What integrating factor am I looking for?

 

[saltydog]

December, need to put it into the form:

$$Mdx+Ndy=0$$

Thus for:

$$y^{'}-4xy+\frac{2yln(y)}{x}=0$$

we'd have:

$$(2yln(y)-4x^2y)dx+xdy=0$$

But that's not happening for me either. Can't see a way to solve it.

Tide . . . how about another hint? Somebody else too is ok.

Edit: Oh yea, it's not linear because of the ln(y) term.

 

[Agnostic]

DecemberDays86, This really doesn't have to do with anything, but, do you post on bodybuilding.com also?

 

[decemberdays86]

thanks for your input saltdog. My prof seems to like asking questions where you need to recognize "chain-ruled" things. For example, I have to get used to identifying a product of two terms as the derivative of some compossite function... not cool hehe

 

[Tide]

How about this?

Divide both sides of your equation by y, note that y'/y = (ln y)', multiply both sides by x and finally arrive at

$$\frac {d}{dx} \left( x^2 \ln y \right) =4 x^3$$

then see where you can go from there!

 

[saltydog]

How about this?

Divide both sides of your equation by y, note that y'/y = (ln y)', multiply both sides by x and finally arrive at

$$\frac {d}{dx} \left( x^2 \ln y \right) =4 x^3$$

then see where you can go from there!

Ok, I get it now.
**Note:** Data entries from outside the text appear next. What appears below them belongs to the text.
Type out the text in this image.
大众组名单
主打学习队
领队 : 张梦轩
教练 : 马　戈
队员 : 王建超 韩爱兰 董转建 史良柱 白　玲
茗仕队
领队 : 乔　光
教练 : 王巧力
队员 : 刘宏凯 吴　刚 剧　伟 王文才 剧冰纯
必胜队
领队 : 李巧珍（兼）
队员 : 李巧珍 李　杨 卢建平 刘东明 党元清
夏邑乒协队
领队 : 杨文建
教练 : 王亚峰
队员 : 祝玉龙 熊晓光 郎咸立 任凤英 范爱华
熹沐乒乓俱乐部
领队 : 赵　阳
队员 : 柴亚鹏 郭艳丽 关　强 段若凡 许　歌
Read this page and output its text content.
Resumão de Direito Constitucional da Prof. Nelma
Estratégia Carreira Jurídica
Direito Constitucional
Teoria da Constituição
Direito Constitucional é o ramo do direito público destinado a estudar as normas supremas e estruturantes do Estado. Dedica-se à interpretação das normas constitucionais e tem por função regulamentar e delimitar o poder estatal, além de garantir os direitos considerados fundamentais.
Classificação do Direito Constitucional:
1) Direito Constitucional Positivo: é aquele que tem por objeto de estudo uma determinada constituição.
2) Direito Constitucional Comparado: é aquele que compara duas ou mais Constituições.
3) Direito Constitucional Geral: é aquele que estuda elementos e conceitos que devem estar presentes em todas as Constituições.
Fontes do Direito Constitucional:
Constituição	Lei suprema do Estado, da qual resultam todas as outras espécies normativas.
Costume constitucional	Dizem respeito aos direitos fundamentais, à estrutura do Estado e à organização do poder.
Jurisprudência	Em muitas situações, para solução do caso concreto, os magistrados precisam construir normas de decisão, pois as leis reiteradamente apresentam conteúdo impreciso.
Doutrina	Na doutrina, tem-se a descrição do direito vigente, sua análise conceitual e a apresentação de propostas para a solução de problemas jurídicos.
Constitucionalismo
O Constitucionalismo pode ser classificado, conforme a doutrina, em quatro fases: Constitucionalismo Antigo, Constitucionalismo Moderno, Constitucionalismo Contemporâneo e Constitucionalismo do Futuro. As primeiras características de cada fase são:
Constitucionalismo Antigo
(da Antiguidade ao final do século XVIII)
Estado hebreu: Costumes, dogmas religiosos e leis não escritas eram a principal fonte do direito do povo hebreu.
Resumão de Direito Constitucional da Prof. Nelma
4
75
Thanks Tide. You too December . . . PF rocks.

 

[decemberdays86]

smart trick Tide!

here's my mess of a solution:

$$xy'+4x^2y-2ylny=0$$
$$y'-4xy=(-2ylny)/x$$

$$Let \quad y = e^{g(x)} \implies y'=g'e^{g(x)}$$

$$g'e^{g(x)}-4xe^{g(x)}= \frac {-2g(x)e^{g(x)}}{x}$$

divide out e^g(x) and rearrange

$$g'+\frac {2}{x}g=4x, Let \quad P(x) = 2/x \quad and \quad Q(x)=4x$$

$$g(x) = e^{- \int P(x) dx}[\int Q(x)e^{\int P(x) dx} dx + C]$$

$$\frac {1}{x^2}[x^4+C] \implies g(x)=x^2 + \frac {C}{x^2}$$

QUESTION: am I allowed to call the "c/x^2" term just another constant?

back-sub $$y(x) = e^{g(x)} = e^{(x^2)}*e^{\frac {C}{x^2}}$$


Thanks for all of your help.